Certo non c’è da fare di tutta l’erba un fascio; non è infatti mia intenzione demonizzare la ricerca di un benessere psicofisico, che coinvolga e parta anche da una sana attività sportiva, anzi; come sempre ciò che fa la differenza (e che solo la persona stessa può riconoscere davvero in un onesto rapporto con sé) è il vissuto che accompagna determinate scelte. Il senso del sacrificio senza limiti, l’ossessività, l’avere un’immagine negativa di sé, il non riuscire a godere fino in fondo dei risultati raggiunti, possono essere segnali di un disagio sottostante che si cerca di nascondere anche a sé stessi travestendolo da qualcos’altro.
La vigoressia
Oggi i disturbi del comportamento alimentare si sono molto variegati, assumendo forme più sfumate e complesse di prima; tra queste la vigoressia è quello più rappresentativo del cambiamento appena descritto. Un tempo considerata la forma maschile dell’anoressia, oggi diventa sempre più un modo unisex attraverso cui il disagio psicologico si manifesta.

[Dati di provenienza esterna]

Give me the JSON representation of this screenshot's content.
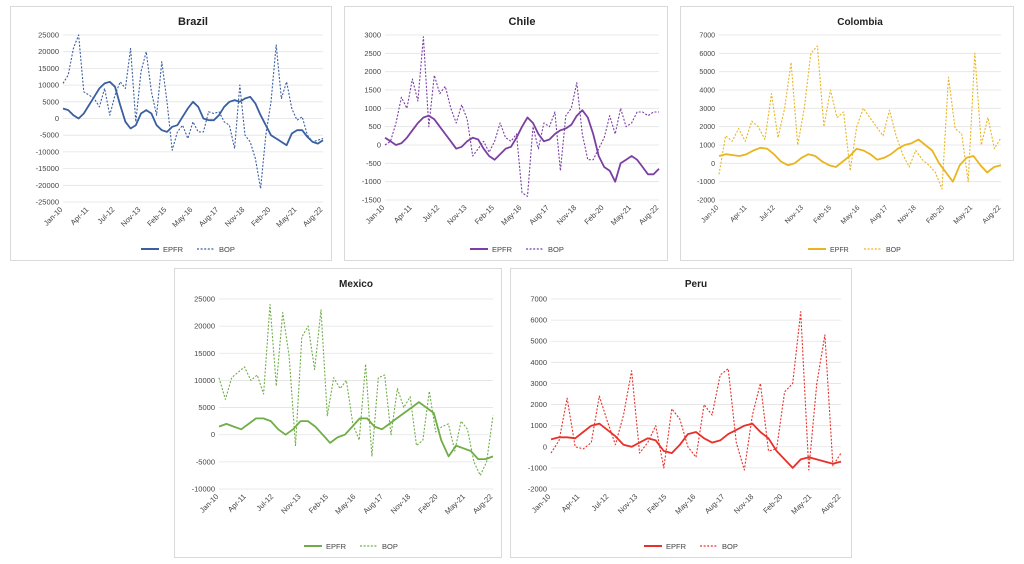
{
  "chart_data": [
    {
      "type": "line",
      "title": "Brazil",
      "ylim": [
        -25000,
        25000
      ],
      "yticks": [
        25000,
        20000,
        15000,
        10000,
        5000,
        0,
        -5000,
        -10000,
        -15000,
        -20000,
        -25000
      ],
      "xticks": [
        "Jan-10",
        "Apr-11",
        "Jul-12",
        "Nov-13",
        "Feb-15",
        "May-16",
        "Aug-17",
        "Nov-18",
        "Feb-20",
        "May-21",
        "Aug-22"
      ],
      "color": "#3a5fa0",
      "series": [
        {
          "name": "EPFR",
          "style": "solid",
          "values": [
            3000,
            2500,
            1000,
            0,
            1500,
            4000,
            6500,
            9000,
            10500,
            11000,
            9500,
            4000,
            -1000,
            -3000,
            -2000,
            1500,
            2500,
            1500,
            -2000,
            -3500,
            -4000,
            -2500,
            -2000,
            500,
            3000,
            5000,
            3500,
            0,
            -500,
            -500,
            1000,
            3500,
            5000,
            5500,
            5000,
            6000,
            6500,
            4500,
            1000,
            -2000,
            -5000,
            -6000,
            -7000,
            -8000,
            -4500,
            -3500,
            -3500,
            -5500,
            -7000,
            -7500,
            -6500
          ]
        },
        {
          "name": "BOP",
          "style": "dotted",
          "values": [
            10500,
            13000,
            21000,
            25000,
            8000,
            7000,
            6000,
            3500,
            9000,
            1000,
            7000,
            11000,
            9000,
            21000,
            -1000,
            14000,
            20000,
            8000,
            1000,
            17000,
            5000,
            -9500,
            -4000,
            -2000,
            -6000,
            -1000,
            -4000,
            -4000,
            2000,
            1500,
            2000,
            -1000,
            -2000,
            -9000,
            10000,
            -5000,
            -7000,
            -12000,
            -21000,
            -5000,
            5000,
            22000,
            6000,
            11000,
            3000,
            -500,
            500,
            -5000,
            -7000,
            -6500,
            -6000
          ]
        }
      ]
    },
    {
      "type": "line",
      "title": "Chile",
      "ylim": [
        -1500,
        3000
      ],
      "yticks": [
        3000,
        2500,
        2000,
        1500,
        1000,
        500,
        0,
        -500,
        -1000,
        -1500
      ],
      "xticks": [
        "Jan-10",
        "Apr-11",
        "Jul-12",
        "Nov-13",
        "Feb-15",
        "May-16",
        "Aug-17",
        "Nov-18",
        "Feb-20",
        "May-21",
        "Aug-22"
      ],
      "color": "#7b3fa2",
      "series": [
        {
          "name": "EPFR",
          "style": "solid",
          "values": [
            200,
            100,
            0,
            50,
            200,
            400,
            600,
            750,
            800,
            700,
            500,
            300,
            100,
            -100,
            -50,
            100,
            200,
            150,
            -100,
            -300,
            -400,
            -250,
            -100,
            -50,
            200,
            500,
            750,
            600,
            300,
            100,
            150,
            300,
            400,
            450,
            550,
            800,
            950,
            750,
            300,
            -300,
            -600,
            -700,
            -1000,
            -500,
            -400,
            -300,
            -400,
            -600,
            -800,
            -800,
            -650
          ]
        },
        {
          "name": "BOP",
          "style": "dotted",
          "values": [
            0,
            100,
            600,
            1300,
            1000,
            1800,
            1200,
            2950,
            500,
            1900,
            1400,
            1600,
            1000,
            600,
            1100,
            700,
            -300,
            -100,
            100,
            -200,
            100,
            600,
            200,
            100,
            300,
            -1300,
            -1400,
            500,
            -100,
            600,
            500,
            900,
            -700,
            800,
            1000,
            1700,
            300,
            -400,
            -400,
            -100,
            200,
            800,
            300,
            1000,
            500,
            600,
            900,
            900,
            800,
            900,
            900
          ]
        }
      ]
    },
    {
      "type": "line",
      "title": "Colombia",
      "ylim": [
        -2000,
        7000
      ],
      "yticks": [
        7000,
        6000,
        5000,
        4000,
        3000,
        2000,
        1000,
        0,
        -1000,
        -2000
      ],
      "xticks": [
        "Jan-10",
        "Apr-11",
        "Jul-12",
        "Nov-13",
        "Feb-15",
        "May-16",
        "Aug-17",
        "Nov-18",
        "Feb-20",
        "May-21",
        "Aug-22"
      ],
      "color": "#e8b520",
      "series": [
        {
          "name": "EPFR",
          "style": "solid",
          "values": [
            400,
            500,
            450,
            400,
            500,
            700,
            850,
            800,
            500,
            100,
            -100,
            0,
            300,
            500,
            400,
            100,
            -100,
            -200,
            100,
            400,
            800,
            700,
            500,
            200,
            300,
            500,
            800,
            1000,
            1100,
            1300,
            1000,
            700,
            0,
            -500,
            -1000,
            -100,
            300,
            400,
            -100,
            -500,
            -200,
            -100
          ]
        },
        {
          "name": "BOP",
          "style": "dotted",
          "values": [
            -600,
            1500,
            1200,
            1900,
            1200,
            2300,
            2000,
            1300,
            3800,
            1400,
            3000,
            5500,
            1000,
            3000,
            6000,
            6400,
            2000,
            4000,
            2500,
            2800,
            -400,
            2000,
            3000,
            2500,
            2000,
            1500,
            2900,
            1500,
            500,
            -200,
            700,
            200,
            -100,
            -500,
            -1400,
            4700,
            1900,
            1600,
            -1000,
            6000,
            1000,
            2500,
            800,
            1400
          ]
        }
      ]
    },
    {
      "type": "line",
      "title": "Mexico",
      "ylim": [
        -10000,
        25000
      ],
      "yticks": [
        25000,
        20000,
        15000,
        10000,
        5000,
        0,
        -5000,
        -10000
      ],
      "xticks": [
        "Jan-10",
        "Apr-11",
        "Jul-12",
        "Nov-13",
        "Feb-15",
        "May-16",
        "Aug-17",
        "Nov-18",
        "Feb-20",
        "May-21",
        "Aug-22"
      ],
      "color": "#70ad47",
      "series": [
        {
          "name": "EPFR",
          "style": "solid",
          "values": [
            1500,
            2000,
            1500,
            1000,
            2000,
            3000,
            3000,
            2500,
            1000,
            0,
            1000,
            2500,
            2500,
            1500,
            0,
            -1500,
            -500,
            0,
            1500,
            3000,
            3000,
            1500,
            1000,
            2000,
            3000,
            4000,
            5000,
            6000,
            5000,
            4000,
            -1000,
            -4000,
            -2000,
            -2500,
            -3000,
            -4500,
            -4500,
            -4000
          ]
        },
        {
          "name": "BOP",
          "style": "dotted",
          "values": [
            10500,
            6500,
            10500,
            11500,
            12500,
            10000,
            11000,
            7500,
            24000,
            9000,
            22500,
            14500,
            -2000,
            18000,
            20000,
            12000,
            23000,
            3500,
            10500,
            8500,
            10000,
            2000,
            -1000,
            13000,
            -4000,
            10500,
            11000,
            0,
            8500,
            5000,
            7000,
            -2000,
            -1000,
            8000,
            500,
            1500,
            2000,
            -3000,
            2500,
            1000,
            -5000,
            -7500,
            -5000,
            3500
          ]
        }
      ]
    },
    {
      "type": "line",
      "title": "Peru",
      "ylim": [
        -2000,
        7000
      ],
      "yticks": [
        7000,
        6000,
        5000,
        4000,
        3000,
        2000,
        1000,
        0,
        -1000,
        -2000
      ],
      "xticks": [
        "Jan-10",
        "Apr-11",
        "Jul-12",
        "Nov-13",
        "Feb-15",
        "May-16",
        "Aug-17",
        "Nov-18",
        "Feb-20",
        "May-21",
        "Aug-22"
      ],
      "color": "#e8302a",
      "series": [
        {
          "name": "EPFR",
          "style": "solid",
          "values": [
            350,
            450,
            450,
            400,
            700,
            1000,
            1100,
            800,
            500,
            100,
            0,
            200,
            400,
            300,
            -200,
            -300,
            100,
            600,
            700,
            400,
            200,
            300,
            600,
            800,
            1000,
            1100,
            700,
            400,
            -200,
            -600,
            -1000,
            -600,
            -500,
            -600,
            -700,
            -800,
            -700
          ]
        },
        {
          "name": "BOP",
          "style": "dotted",
          "values": [
            -300,
            300,
            2300,
            0,
            -100,
            200,
            2400,
            1200,
            100,
            1500,
            3600,
            -300,
            200,
            1000,
            -1000,
            1800,
            1300,
            0,
            -500,
            2000,
            1500,
            3400,
            3700,
            200,
            -1100,
            1500,
            3000,
            -200,
            -100,
            2600,
            3000,
            6400,
            -1100,
            3000,
            5300,
            -900,
            -300
          ]
        }
      ]
    }
  ]
}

Come tutti i DCA, anche queste nuove forme necessitano di un intervento di rete, il più possibile integrato, tra esperti del campo psicologico e dietetico/nutrizionale; non sempre infatti l’intensa attività sportiva di queste situazioni, si accompagna a una dieta bilanciata, adeguata e completa, portando a sovraccaricare il fisico nelle singole sue parti.